Ciò che resta dell’originale è il basamento in pietra — robusto, silenzioso, eterno. Su di esso, il nuovo edificio poggia con la leggerezza di chi sa di essere ospite in un paesaggio che lo precede e lo sopravviverà. Con soli 69 m² di superficie coperta e 78 m² utili, questa baita è un esercizio magistrale di sottrazione: ogni scelta formale e materica risponde a una logica di essenzialità che non rinuncia, però, all’emozione.
Legno bruciato, pietra viva e una vista sul fiume
Aprire la persiana che si affaccia sull’acqua è un gesto quasi rituale. Lo sciabordio della Sázava, il profumo dei pini, il volo radente dei martin pescatori sulle rapide: la baita è progettata per far entrare il paesaggio dentro casa, non per escluderlo. La facciata esterna è rivestita in tavole di larice carbonizzato — una tecnica antica, il shou sugi ban giapponese reinterpretato in chiave centroeuropea — che conferisce al legno una durabilità eccezionale e, inevitabilmente, richiama la storia del fuoco che ha preceduto questo progetto. Un gesto tutt’altro che casuale, quasi un atto di riconciliazione con il passato.
All’interno, il carattere della baita cambia registro: pannelli in abete rosso dai toni caldi, un pavimento in linoleum naturale che scorre senza interruzioni verso la terrazza, e una palette cromatica che declina il nero e il legno grezzo in un’unica grammatica visiva. La stufa a legna, la scala metallica, i dettagli in acciaio nero: tutto partecipa a costruire l’atmosfera di una grotta domestica, intima e protettiva, che si apre però su un panorama a tutto vetro verso il fiume.
Lo spazio comune come filosofia di vita
Mimosa Architects ha fatto una scelta precisa: ridurre al minimo le aree notte — la camera mansardata è appena sufficiente per dormire, come recita la descrizione del progetto — per restituire alla zona giorno una generosità spaziale che si sviluppa per tutta l’altezza dell’edificio. Lo spazio principale collega visivamente il fronte sul fiume alla parete di roccia retrostante, creando una tensione scenografica continua tra i due orizzonti.
La terrazza rialzata, accessibile dallo spazio living, sostituisce il contatto diretto con il terreno garantendo al contempo una vista ininterrotta sulla Sázava. Una persiana pieghevole la protegge quando il sole estivo è troppo intenso o quando il weekend volge al termine e la baita si chiude come una scatola impenetrabile — fino alla settimana successiva.
Sul fronte dell’autosufficienza, la baita funziona quasi completamente off-grid: l’acqua proviene da un pozzo in loco, le acque reflue sono raccolte in un serbatoio ricavato nel basamento, il riscaldamento è affidato alla stufa a legna e a radiatori elettrici.
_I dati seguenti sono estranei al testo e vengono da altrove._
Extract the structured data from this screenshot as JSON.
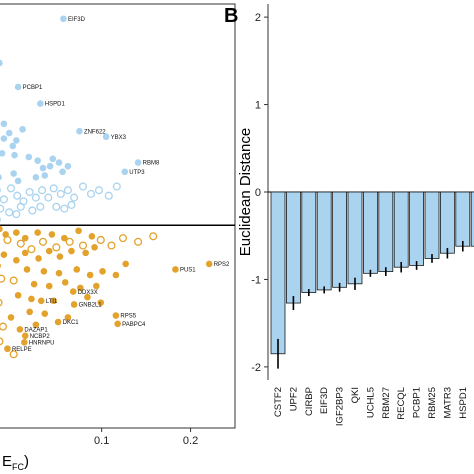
{
  "chart_data": [
    {
      "type": "scatter",
      "panel_label": "",
      "xlabel": "E_FC)",
      "xlabel_main": "E",
      "xlabel_sub": "FC",
      "xlabel_suffix": ")",
      "ylabel": "",
      "xlim": [
        -0.02,
        0.25
      ],
      "ylim": [
        -0.5,
        1.8
      ],
      "x_ticks": [
        0.1,
        0.2
      ],
      "x_tick_labels": [
        "0.1",
        "0.2"
      ],
      "hline": 0.6,
      "grid": false,
      "colors": {
        "blue": "#a9d3ef",
        "orange": "#e3a22c"
      },
      "labeled_points": [
        {
          "label": "EIF3D",
          "x": 0.057,
          "y": 1.72,
          "group": "blue"
        },
        {
          "label": "PCBP1",
          "x": 0.006,
          "y": 1.35,
          "group": "blue"
        },
        {
          "label": "HSPD1",
          "x": 0.031,
          "y": 1.26,
          "group": "blue"
        },
        {
          "label": "ZNF622",
          "x": 0.075,
          "y": 1.11,
          "group": "blue"
        },
        {
          "label": "YBX3",
          "x": 0.105,
          "y": 1.08,
          "group": "blue"
        },
        {
          "label": "RBM8",
          "x": 0.141,
          "y": 0.94,
          "group": "blue"
        },
        {
          "label": "UTP3",
          "x": 0.126,
          "y": 0.89,
          "group": "blue"
        },
        {
          "label": "RPS2",
          "x": 0.221,
          "y": 0.39,
          "group": "orange"
        },
        {
          "label": "PUS1",
          "x": 0.183,
          "y": 0.36,
          "group": "orange"
        },
        {
          "label": "DDX3X",
          "x": 0.068,
          "y": 0.24,
          "group": "orange"
        },
        {
          "label": "LTI1",
          "x": 0.032,
          "y": 0.19,
          "group": "orange"
        },
        {
          "label": "GNB2L1",
          "x": 0.069,
          "y": 0.17,
          "group": "orange"
        },
        {
          "label": "RPS5",
          "x": 0.116,
          "y": 0.11,
          "group": "orange"
        },
        {
          "label": "PABPC4",
          "x": 0.118,
          "y": 0.065,
          "group": "orange"
        },
        {
          "label": "DKC1",
          "x": 0.051,
          "y": 0.075,
          "group": "orange"
        },
        {
          "label": "DAZAP1",
          "x": 0.008,
          "y": 0.035,
          "group": "orange"
        },
        {
          "label": "NCBP2",
          "x": 0.014,
          "y": 0.0,
          "group": "orange"
        },
        {
          "label": "HNRNPU",
          "x": 0.013,
          "y": -0.035,
          "group": "orange"
        },
        {
          "label": "RELPE",
          "x": -0.006,
          "y": -0.07,
          "group": "orange"
        }
      ],
      "filled_points": [
        {
          "x": -0.015,
          "y": 1.48,
          "group": "blue"
        },
        {
          "x": -0.01,
          "y": 1.15,
          "group": "blue"
        },
        {
          "x": -0.01,
          "y": 1.07,
          "group": "blue"
        },
        {
          "x": -0.004,
          "y": 1.1,
          "group": "blue"
        },
        {
          "x": 0.0,
          "y": 1.03,
          "group": "blue"
        },
        {
          "x": 0.004,
          "y": 1.06,
          "group": "blue"
        },
        {
          "x": 0.011,
          "y": 1.12,
          "group": "blue"
        },
        {
          "x": 0.002,
          "y": 0.98,
          "group": "blue"
        },
        {
          "x": -0.012,
          "y": 0.99,
          "group": "blue"
        },
        {
          "x": -0.018,
          "y": 1.04,
          "group": "blue"
        },
        {
          "x": 0.018,
          "y": 0.97,
          "group": "blue"
        },
        {
          "x": 0.028,
          "y": 0.95,
          "group": "blue"
        },
        {
          "x": 0.034,
          "y": 0.91,
          "group": "blue"
        },
        {
          "x": 0.042,
          "y": 0.92,
          "group": "blue"
        },
        {
          "x": 0.045,
          "y": 0.96,
          "group": "blue"
        },
        {
          "x": 0.052,
          "y": 0.94,
          "group": "blue"
        },
        {
          "x": 0.056,
          "y": 0.89,
          "group": "blue"
        },
        {
          "x": 0.062,
          "y": 0.92,
          "group": "blue"
        },
        {
          "x": 0.036,
          "y": 0.87,
          "group": "blue"
        },
        {
          "x": 0.026,
          "y": 0.86,
          "group": "blue"
        },
        {
          "x": 0.006,
          "y": 0.84,
          "group": "blue"
        },
        {
          "x": 0.001,
          "y": 0.88,
          "group": "blue"
        },
        {
          "x": -0.016,
          "y": 0.86,
          "group": "blue"
        },
        {
          "x": -0.015,
          "y": 0.58,
          "group": "orange"
        },
        {
          "x": -0.008,
          "y": 0.55,
          "group": "orange"
        },
        {
          "x": 0.004,
          "y": 0.56,
          "group": "orange"
        },
        {
          "x": 0.014,
          "y": 0.53,
          "group": "orange"
        },
        {
          "x": 0.028,
          "y": 0.56,
          "group": "orange"
        },
        {
          "x": 0.044,
          "y": 0.55,
          "group": "orange"
        },
        {
          "x": 0.058,
          "y": 0.53,
          "group": "orange"
        },
        {
          "x": 0.074,
          "y": 0.57,
          "group": "orange"
        },
        {
          "x": 0.089,
          "y": 0.54,
          "group": "orange"
        },
        {
          "x": 0.092,
          "y": 0.48,
          "group": "orange"
        },
        {
          "x": 0.082,
          "y": 0.45,
          "group": "orange"
        },
        {
          "x": 0.066,
          "y": 0.46,
          "group": "orange"
        },
        {
          "x": 0.053,
          "y": 0.43,
          "group": "orange"
        },
        {
          "x": 0.041,
          "y": 0.46,
          "group": "orange"
        },
        {
          "x": 0.029,
          "y": 0.42,
          "group": "orange"
        },
        {
          "x": 0.014,
          "y": 0.45,
          "group": "orange"
        },
        {
          "x": 0.004,
          "y": 0.41,
          "group": "orange"
        },
        {
          "x": -0.01,
          "y": 0.44,
          "group": "orange"
        },
        {
          "x": -0.017,
          "y": 0.38,
          "group": "orange"
        },
        {
          "x": 0.016,
          "y": 0.36,
          "group": "orange"
        },
        {
          "x": 0.035,
          "y": 0.35,
          "group": "orange"
        },
        {
          "x": 0.052,
          "y": 0.34,
          "group": "orange"
        },
        {
          "x": 0.072,
          "y": 0.36,
          "group": "orange"
        },
        {
          "x": 0.087,
          "y": 0.33,
          "group": "orange"
        },
        {
          "x": 0.101,
          "y": 0.35,
          "group": "orange"
        },
        {
          "x": 0.116,
          "y": 0.33,
          "group": "orange"
        },
        {
          "x": 0.127,
          "y": 0.39,
          "group": "orange"
        },
        {
          "x": 0.024,
          "y": 0.28,
          "group": "orange"
        },
        {
          "x": 0.041,
          "y": 0.27,
          "group": "orange"
        },
        {
          "x": 0.059,
          "y": 0.29,
          "group": "orange"
        },
        {
          "x": 0.076,
          "y": 0.26,
          "group": "orange"
        },
        {
          "x": 0.094,
          "y": 0.27,
          "group": "orange"
        },
        {
          "x": 0.006,
          "y": 0.22,
          "group": "orange"
        },
        {
          "x": 0.021,
          "y": 0.2,
          "group": "orange"
        },
        {
          "x": 0.046,
          "y": 0.19,
          "group": "orange"
        },
        {
          "x": 0.084,
          "y": 0.21,
          "group": "orange"
        },
        {
          "x": 0.099,
          "y": 0.18,
          "group": "orange"
        },
        {
          "x": 0.019,
          "y": 0.13,
          "group": "orange"
        },
        {
          "x": 0.036,
          "y": 0.12,
          "group": "orange"
        },
        {
          "x": 0.062,
          "y": 0.1,
          "group": "orange"
        },
        {
          "x": 0.026,
          "y": 0.06,
          "group": "orange"
        },
        {
          "x": -0.002,
          "y": 0.1,
          "group": "orange"
        }
      ],
      "open_points": [
        {
          "x": -0.018,
          "y": 0.79,
          "group": "blue"
        },
        {
          "x": -0.01,
          "y": 0.74,
          "group": "blue"
        },
        {
          "x": -0.002,
          "y": 0.8,
          "group": "blue"
        },
        {
          "x": 0.005,
          "y": 0.76,
          "group": "blue"
        },
        {
          "x": 0.012,
          "y": 0.73,
          "group": "blue"
        },
        {
          "x": 0.019,
          "y": 0.78,
          "group": "blue"
        },
        {
          "x": 0.026,
          "y": 0.75,
          "group": "blue"
        },
        {
          "x": 0.033,
          "y": 0.79,
          "group": "blue"
        },
        {
          "x": 0.04,
          "y": 0.75,
          "group": "blue"
        },
        {
          "x": 0.046,
          "y": 0.8,
          "group": "blue"
        },
        {
          "x": 0.054,
          "y": 0.77,
          "group": "blue"
        },
        {
          "x": 0.062,
          "y": 0.79,
          "group": "blue"
        },
        {
          "x": 0.069,
          "y": 0.75,
          "group": "blue"
        },
        {
          "x": 0.079,
          "y": 0.81,
          "group": "blue"
        },
        {
          "x": 0.088,
          "y": 0.77,
          "group": "blue"
        },
        {
          "x": 0.097,
          "y": 0.79,
          "group": "blue"
        },
        {
          "x": 0.108,
          "y": 0.76,
          "group": "blue"
        },
        {
          "x": 0.117,
          "y": 0.81,
          "group": "blue"
        },
        {
          "x": -0.014,
          "y": 0.69,
          "group": "blue"
        },
        {
          "x": -0.004,
          "y": 0.67,
          "group": "blue"
        },
        {
          "x": 0.009,
          "y": 0.7,
          "group": "blue"
        },
        {
          "x": 0.022,
          "y": 0.68,
          "group": "blue"
        },
        {
          "x": 0.031,
          "y": 0.7,
          "group": "blue"
        },
        {
          "x": 0.049,
          "y": 0.7,
          "group": "blue"
        },
        {
          "x": 0.058,
          "y": 0.69,
          "group": "blue"
        },
        {
          "x": 0.066,
          "y": 0.71,
          "group": "blue"
        },
        {
          "x": 0.004,
          "y": 0.66,
          "group": "blue"
        },
        {
          "x": -0.018,
          "y": 0.63,
          "group": "blue"
        },
        {
          "x": -0.006,
          "y": 0.52,
          "group": "orange"
        },
        {
          "x": 0.009,
          "y": 0.5,
          "group": "orange"
        },
        {
          "x": 0.021,
          "y": 0.47,
          "group": "orange"
        },
        {
          "x": 0.034,
          "y": 0.51,
          "group": "orange"
        },
        {
          "x": 0.049,
          "y": 0.48,
          "group": "orange"
        },
        {
          "x": 0.064,
          "y": 0.51,
          "group": "orange"
        },
        {
          "x": 0.079,
          "y": 0.49,
          "group": "orange"
        },
        {
          "x": 0.099,
          "y": 0.52,
          "group": "orange"
        },
        {
          "x": 0.111,
          "y": 0.49,
          "group": "orange"
        },
        {
          "x": 0.124,
          "y": 0.53,
          "group": "orange"
        },
        {
          "x": 0.141,
          "y": 0.51,
          "group": "orange"
        },
        {
          "x": 0.158,
          "y": 0.54,
          "group": "orange"
        },
        {
          "x": -0.013,
          "y": 0.31,
          "group": "orange"
        },
        {
          "x": 0.001,
          "y": 0.3,
          "group": "orange"
        },
        {
          "x": -0.016,
          "y": 0.18,
          "group": "orange"
        },
        {
          "x": -0.011,
          "y": 0.05,
          "group": "orange"
        },
        {
          "x": 0.001,
          "y": -0.1,
          "group": "orange"
        },
        {
          "x": -0.015,
          "y": -0.03,
          "group": "orange"
        }
      ]
    },
    {
      "type": "bar",
      "panel_label": "B",
      "xlabel": "",
      "ylabel": "Euclidean Distance",
      "ylim": [
        -2.15,
        2.15
      ],
      "y_ticks": [
        -2,
        -1,
        0,
        1,
        2
      ],
      "y_tick_labels": [
        "-2",
        "-1",
        "0",
        "1",
        "2"
      ],
      "grid": false,
      "colors": {
        "bar": "#a9d3ef",
        "bar_outline": "#1a1a1a",
        "error": "#000000"
      },
      "categories": [
        "CSTF2",
        "UPF2",
        "CIRBP",
        "EIF3D",
        "IGF2BP3",
        "QKI",
        "UCHL5",
        "RBM27",
        "RECQL",
        "PCBP1",
        "RBM25",
        "MATR3",
        "HSPD1",
        ""
      ],
      "values": [
        -1.85,
        -1.27,
        -1.15,
        -1.12,
        -1.09,
        -1.05,
        -0.93,
        -0.91,
        -0.86,
        -0.84,
        -0.76,
        -0.7,
        -0.62,
        -0.62
      ],
      "errors": [
        0.17,
        0.08,
        0.04,
        0.04,
        0.05,
        0.07,
        0.04,
        0.05,
        0.06,
        0.05,
        0.05,
        0.06,
        0.06,
        0.0
      ]
    }
  ]
}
L’unica dipendenza dalla rete esterna è la corrente elettrica.
Mimosa Architects: architettura come esperienza vissuta
Dietro questo progetto c’è uno studio che ha scelto di fare dell’architettura una pratica sensoriale prima ancora che tecnica. Mimosa Architects è uno studio ceco che progetta inseguendo la luce migliore su una collina sopra la Moldava, le vedute di una dimora ai piedi del castello di Mikulov, o la commistione tra antico e nuovo nella conversione di una centrale elettrica di inizio Novecento a Plzeň. La loro firma è riconoscibile in una coerente filosofia di semplicità: nessun gesto in eccesso, nessun materiale sprecato, attenzione all’essenziale. Che si tratti di un bistrot a Karlín, di un cinema estivo a Prachatice o di questa baita lungo la Sázava, Mimosa Architects lavora per costruire ambienti migliori per tutti — piccoli e grandi, pubblici e privati, in Boemia, Moravia e oltre.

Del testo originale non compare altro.